Lev S. Vygotsky argued that “humans are embedded in a socio-cultural matrix and
human behaviour (learning) cannot be understood independently of this ever present matrix,”
(Miller, 2002, p.368). I agree that culture is central to learning as culture dictates the knowledge
and skills members need to function within their given culture. Culture dictates what types of
knowledge is valued and thus desired to be learned/taught.
Within a culture there exist a series of environments. Physical environments are key to
learning as they provide contexts for interactions including: learner-knowledge, learner-social,
learner-self, and learner-artifacts. It is within the context of a safe physical environment that
prior knowledge can be assessed. More capable members of the social group can then construct
knowledge through scaffolding a learner through zones of proximal development.

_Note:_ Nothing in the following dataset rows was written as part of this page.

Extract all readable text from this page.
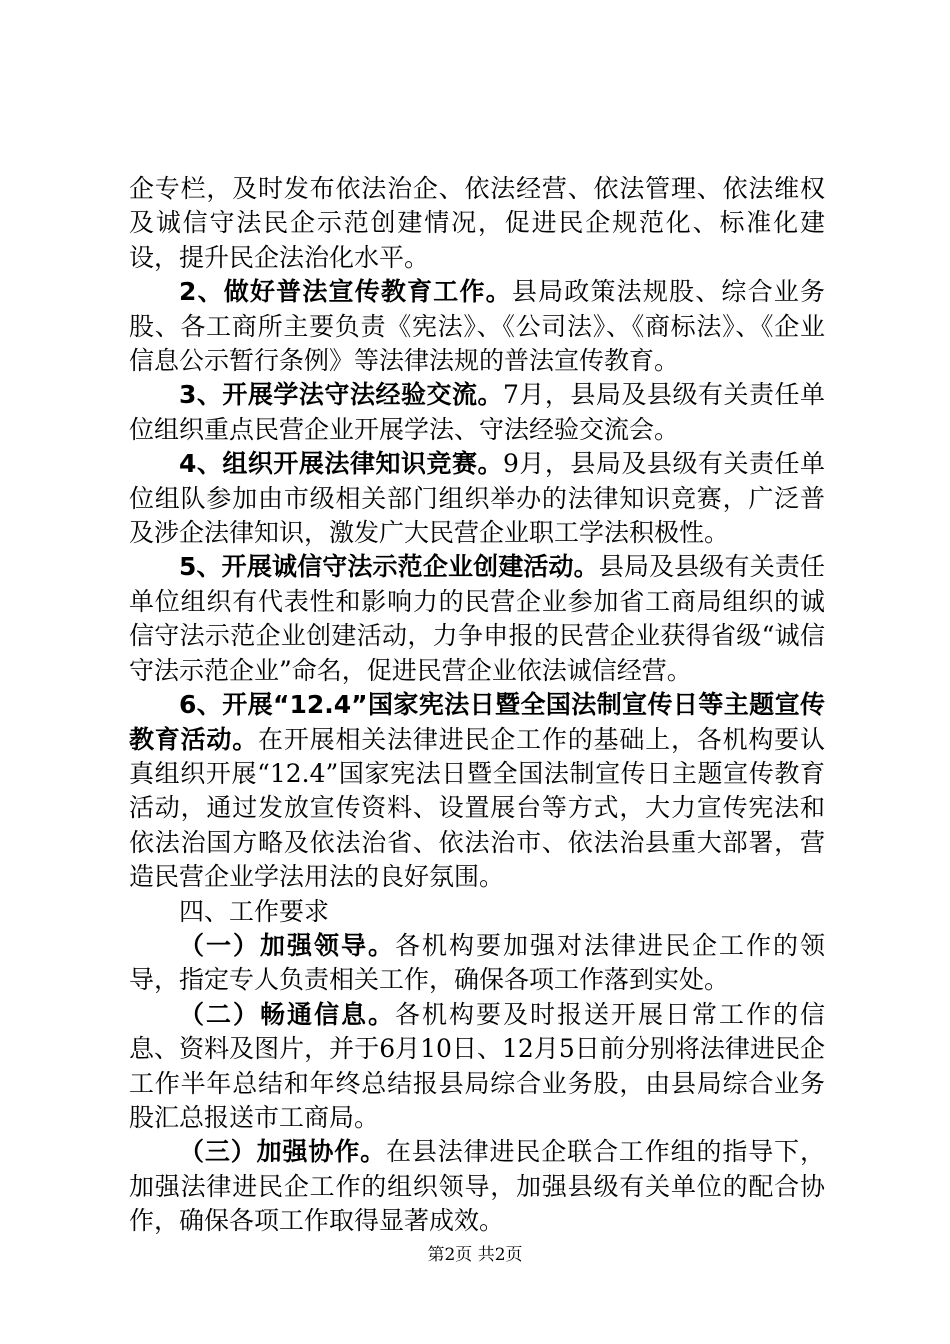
企专栏，及时发布依法治企、依法经营、依法管理、依法维权及诚信守法民企示范创建情况，促进民企规范化、标准化建设，提升民企法治化水平。

2、做好普法宣传教育工作。县局政策法规股、综合业务股、各工商所主要负责《宪法》、《公司法》、《商标法》、《企业信息公示暂行条例》等法律法规的普法宣传教育。

3、开展学法守法经验交流。7月，县局及县级有关责任单位组织重点民营企业开展学法、守法经验交流会。

4、组织开展法律知识竞赛。9月，县局及县级有关责任单位组队参加由市级相关部门组织举办的法律知识竞赛，广泛普及涉企法律知识，激发广大民营企业职工学法积极性。

5、开展诚信守法示范企业创建活动。县局及县级有关责任单位组织有代表性和影响力的民营企业参加省工商局组织的诚信守法示范企业创建活动，力争申报的民营企业获得省级“诚信守法示范企业”命名，促进民营企业依法诚信经营。

6、开展“12.4”国家宪法日暨全国法制宣传日等主题宣传教育活动。在开展相关法律进民企工作的基础上，各机构要认真组织开展“12.4”国家宪法日暨全国法制宣传日主题宣传教育活动，通过发放宣传资料、设置展台等方式，大力宣传宪法和依法治国方略及依法治省、依法治市、依法治县重大部署，营造民营企业学法用法的良好氛围。

四、工作要求

（一）加强领导。各机构要加强对法律进民企工作的领导，指定专人负责相关工作，确保各项工作落到实处。

（二）畅通信息。各机构要及时报送开展日常工作的信息、资料及图片，并于6月10日、12月5日前分别将法律进民企工作半年总结和年终总结报县局综合业务股，由县局综合业务股汇总报送市工商局。

（三）加强协作。在县法律进民企联合工作组的指导下，加强法律进民企工作的组织领导，加强县级有关单位的配合协作，确保各项工作取得显著成效。

第2页 共2页
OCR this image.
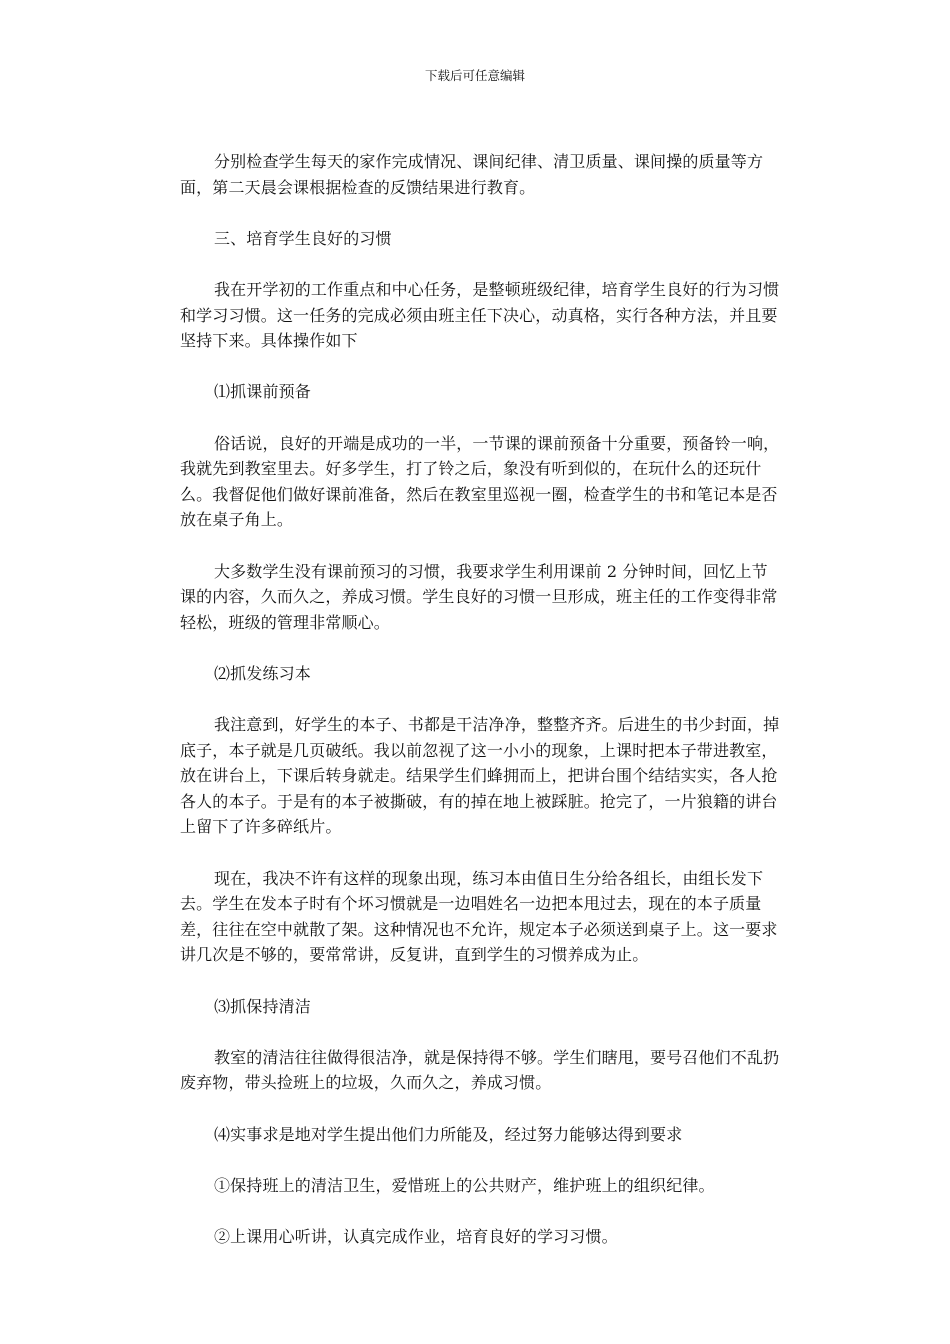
下载后可任意编辑

分别检查学生每天的家作完成情况、课间纪律、清卫质量、课间操的质量等方面，第二天晨会课根据检查的反馈结果进行教育。

三、培育学生良好的习惯

我在开学初的工作重点和中心任务，是整顿班级纪律，培育学生良好的行为习惯和学习习惯。这一任务的完成必须由班主任下决心，动真格，实行各种方法，并且要坚持下来。具体操作如下

⑴抓课前预备

俗话说，良好的开端是成功的一半，一节课的课前预备十分重要，预备铃一响，我就先到教室里去。好多学生，打了铃之后，象没有听到似的，在玩什么的还玩什么。我督促他们做好课前准备，然后在教室里巡视一圈，检查学生的书和笔记本是否放在桌子角上。

大多数学生没有课前预习的习惯，我要求学生利用课前 2 分钟时间，回忆上节课的内容，久而久之，养成习惯。学生良好的习惯一旦形成，班主任的工作变得非常轻松，班级的管理非常顺心。

⑵抓发练习本

我注意到，好学生的本子、书都是干洁净净，整整齐齐。后进生的书少封面，掉底子，本子就是几页破纸。我以前忽视了这一小小的现象，上课时把本子带进教室，放在讲台上，下课后转身就走。结果学生们蜂拥而上，把讲台围个结结实实，各人抢各人的本子。于是有的本子被撕破，有的掉在地上被踩脏。抢完了，一片狼籍的讲台上留下了许多碎纸片。

现在，我决不许有这样的现象出现，练习本由值日生分给各组长，由组长发下去。学生在发本子时有个坏习惯就是一边唱姓名一边把本甩过去，现在的本子质量差，往往在空中就散了架。这种情况也不允许，规定本子必须送到桌子上。这一要求讲几次是不够的，要常常讲，反复讲，直到学生的习惯养成为止。

⑶抓保持清洁

教室的清洁往往做得很洁净，就是保持得不够。学生们瞎甩，要号召他们不乱扔废弃物，带头捡班上的垃圾，久而久之，养成习惯。

⑷实事求是地对学生提出他们力所能及，经过努力能够达得到要求

①保持班上的清洁卫生，爱惜班上的公共财产，维护班上的组织纪律。

②上课用心听讲，认真完成作业，培育良好的学习习惯。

Within the physical environment exists a social environment. The social environment
allows a learner to participate in communities and observe others and acquire knowledge, rules,
strategies, skills, beliefs and attitudes (Schunk, 2004, p.83). Not all learning events will have the
same magnitude of importance to a learner. The cognitive reaction and pathways of
interconnected development will vary depending on the relevance to the learner. Learning is
therefore a social culturally imbedded process, but it is also an individual process driven by
motivation, metacognition, and the subsumption (Novak, 1998) of relevant information to the
learner.
Culture informs what is learned in the physical and social environments. The creation of
knowledge is through a process of meaningful interactions within communities that allow the
learner to be scaffolded and use metagocnative processes to build upon prior-knowledge.

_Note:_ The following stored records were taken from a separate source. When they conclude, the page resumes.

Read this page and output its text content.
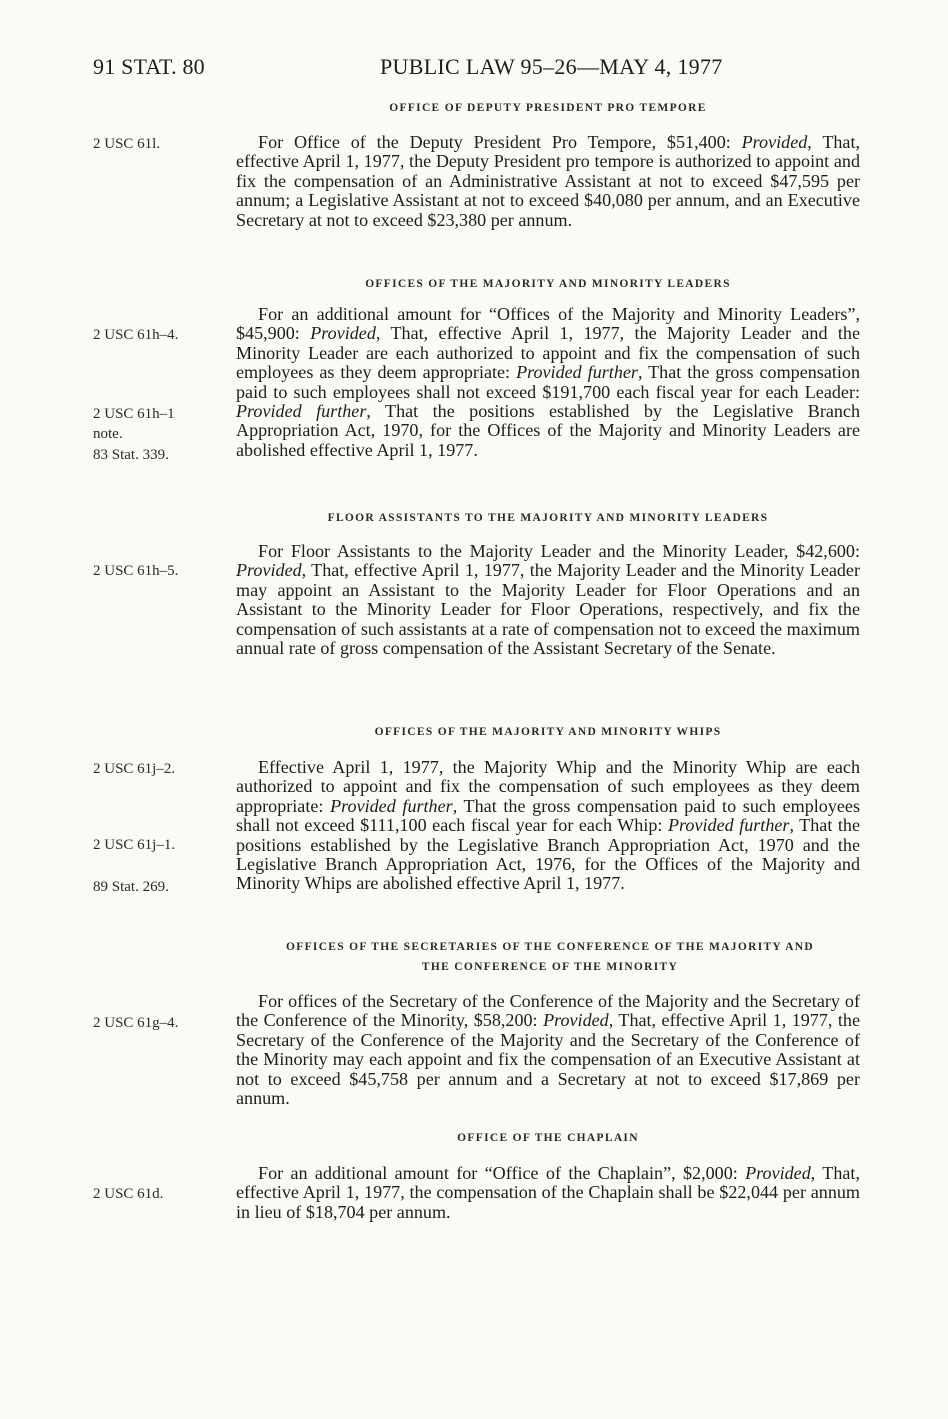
91 STAT. 80	PUBLIC LAW 95–26—MAY 4, 1977
OFFICE OF DEPUTY PRESIDENT PRO TEMPORE
2 USC 61l.	For Office of the Deputy President Pro Tempore, $51,400: Provided, That, effective April 1, 1977, the Deputy President pro tempore is authorized to appoint and fix the compensation of an Administrative Assistant at not to exceed $47,595 per annum; a Legislative Assistant at not to exceed $40,080 per annum, and an Executive Secretary at not to exceed $23,380 per annum.

OFFICES OF THE MAJORITY AND MINORITY LEADERS
2 USC 61h–4.
2 USC 61h–1
note.
83 Stat. 339.

For an additional amount for “Offices of the Majority and Minority Leaders”, $45,900: Provided, That, effective April 1, 1977, the Majority Leader and the Minority Leader are each authorized to appoint and fix the compensation of such employees as they deem appropriate: Provided further, That the gross compensation paid to such employees shall not exceed $191,700 each fiscal year for each Leader: Provided further, That the positions established by the Legislative Branch Appropriation Act, 1970, for the Offices of the Majority and Minority Leaders are abolished effective April 1, 1977.

FLOOR ASSISTANTS TO THE MAJORITY AND MINORITY LEADERS
2 USC 61h–5.

For Floor Assistants to the Majority Leader and the Minority Leader, $42,600: Provided, That, effective April 1, 1977, the Majority Leader and the Minority Leader may appoint an Assistant to the Majority Leader for Floor Operations and an Assistant to the Minority Leader for Floor Operations, respectively, and fix the compensation of such assistants at a rate of compensation not to exceed the maximum annual rate of gross compensation of the Assistant Secretary of the Senate.

OFFICES OF THE MAJORITY AND MINORITY WHIPS
2 USC 61j–2.
2 USC 61j–1.
89 Stat. 269.

Effective April 1, 1977, the Majority Whip and the Minority Whip are each authorized to appoint and fix the compensation of such employees as they deem appropriate: Provided further, That the gross compensation paid to such employees shall not exceed $111,100 each fiscal year for each Whip: Provided further, That the positions established by the Legislative Branch Appropriation Act, 1970 and the Legislative Branch Appropriation Act, 1976, for the Offices of the Majority and Minority Whips are abolished effective April 1, 1977.

OFFICES OF THE SECRETARIES OF THE CONFERENCE OF THE MAJORITY AND
THE CONFERENCE OF THE MINORITY
2 USC 61g–4.

For offices of the Secretary of the Conference of the Majority and the Secretary of the Conference of the Minority, $58,200: Provided, That, effective April 1, 1977, the Secretary of the Conference of the Majority and the Secretary of the Conference of the Minority may each appoint and fix the compensation of an Executive Assistant at not to exceed $45,758 per annum and a Secretary at not to exceed $17,869 per annum.

OFFICE OF THE CHAPLAIN
2 USC 61d.

For an additional amount for “Office of the Chaplain”, $2,000: Provided, That, effective April 1, 1977, the compensation of the Chaplain shall be $22,044 per annum in lieu of $18,704 per annum.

Miller, P. H. (2002). Theories of Developmental Psychology, 4th Ed. (pp. 367-396; Vygotsky’s
Socio-Cultural Approach). New York: Worth.
Novak, J. D. (1998). Learning, Creating, and Using Knowledge: Concept Maps as Facilitative
Tools in Schools and Corporations (pp. 49-78; ch 5 – Ausubel’s Assimilation Learning Theory).
Mahwah, NJ: Erlbaum.
Schunk, D. H. (2004). Learning Theories: An Educational Perspective, (pp. 83-136; ch-3- Social
Cognitive Theory). Upper Saddle River, NJ: Pearson.